Si costituisce alla Camera la componente Ala-MAIE di 11 deputati ( 7 dei quali provenienti da Forza Italia e 4 dal MAIE) guidata dall’On. Ricardo Merlo.

Ricardo Merlo, figlio di un emigrato italiano, arriva nel 2006 a Roma da Buenos Aires eletto alla Camera per il movimento di Pallaro, contemporaneamente eletto al Senato.
Nel 2008 fonda il MAIE (Movimento Associativo Italiani all’Estero) e viene rieletto alla Camera con 50.000 voti di preferenza. Per lo stesso MAIE viene eletta al Senato  Mirella Giai.
Nel 2013 il MAIE elegge 2 deputati, Merlo (con 70.000 preferenze) e Mario Borghese oltre ad un senatore, Claudio Zin.
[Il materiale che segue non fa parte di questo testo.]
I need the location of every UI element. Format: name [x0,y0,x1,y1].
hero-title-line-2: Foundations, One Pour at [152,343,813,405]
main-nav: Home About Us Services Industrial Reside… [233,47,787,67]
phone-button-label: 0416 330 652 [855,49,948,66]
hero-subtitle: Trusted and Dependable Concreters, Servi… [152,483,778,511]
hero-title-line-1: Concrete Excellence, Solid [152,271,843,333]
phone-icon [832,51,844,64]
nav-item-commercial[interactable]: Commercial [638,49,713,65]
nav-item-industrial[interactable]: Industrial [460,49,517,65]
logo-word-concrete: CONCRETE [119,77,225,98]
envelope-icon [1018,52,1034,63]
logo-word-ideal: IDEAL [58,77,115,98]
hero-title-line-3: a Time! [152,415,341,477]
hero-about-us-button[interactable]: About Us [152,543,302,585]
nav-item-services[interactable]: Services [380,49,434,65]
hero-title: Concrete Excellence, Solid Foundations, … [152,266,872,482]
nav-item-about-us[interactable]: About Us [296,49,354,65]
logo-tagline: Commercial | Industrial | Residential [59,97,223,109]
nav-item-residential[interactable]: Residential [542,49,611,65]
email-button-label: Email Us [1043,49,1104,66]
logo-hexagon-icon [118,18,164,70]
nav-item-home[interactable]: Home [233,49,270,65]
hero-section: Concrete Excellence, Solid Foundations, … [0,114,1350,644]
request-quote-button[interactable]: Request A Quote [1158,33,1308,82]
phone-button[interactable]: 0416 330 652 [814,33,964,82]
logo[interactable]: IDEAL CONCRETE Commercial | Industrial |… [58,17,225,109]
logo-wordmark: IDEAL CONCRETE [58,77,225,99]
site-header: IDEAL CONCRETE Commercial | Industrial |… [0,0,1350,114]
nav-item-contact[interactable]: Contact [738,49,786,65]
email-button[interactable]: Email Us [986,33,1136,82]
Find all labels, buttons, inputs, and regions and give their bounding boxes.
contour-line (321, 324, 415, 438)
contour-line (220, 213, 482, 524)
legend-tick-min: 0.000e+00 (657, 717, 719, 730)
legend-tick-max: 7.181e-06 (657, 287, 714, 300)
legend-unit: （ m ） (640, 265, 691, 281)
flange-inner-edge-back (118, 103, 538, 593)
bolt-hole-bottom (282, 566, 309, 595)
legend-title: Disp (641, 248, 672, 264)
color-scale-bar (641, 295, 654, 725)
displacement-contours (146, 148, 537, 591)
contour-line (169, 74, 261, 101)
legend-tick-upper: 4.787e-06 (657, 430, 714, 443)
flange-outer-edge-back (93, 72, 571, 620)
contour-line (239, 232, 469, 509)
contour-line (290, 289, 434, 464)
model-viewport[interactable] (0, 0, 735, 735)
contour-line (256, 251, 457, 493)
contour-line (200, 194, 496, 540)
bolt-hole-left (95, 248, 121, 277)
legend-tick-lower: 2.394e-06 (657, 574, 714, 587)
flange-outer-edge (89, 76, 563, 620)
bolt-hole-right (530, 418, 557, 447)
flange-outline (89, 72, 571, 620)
Alla Camera si costituisce la componente MAIE  di 4 deputati con il passaggio dell’On. Renata Bueno (eletta con la lista USEI) e dell’On. Franco Bruno (eletto con API). Al Senato il Sen. Claudio Zin diventa Vicepresidente del Gruppo Per le Autonomie – MAIE, del quale fanno parte gli ex Presidenti della Repubblica  Ciampi e Napolitano ed i Senatori a vita Piano e Rubbia.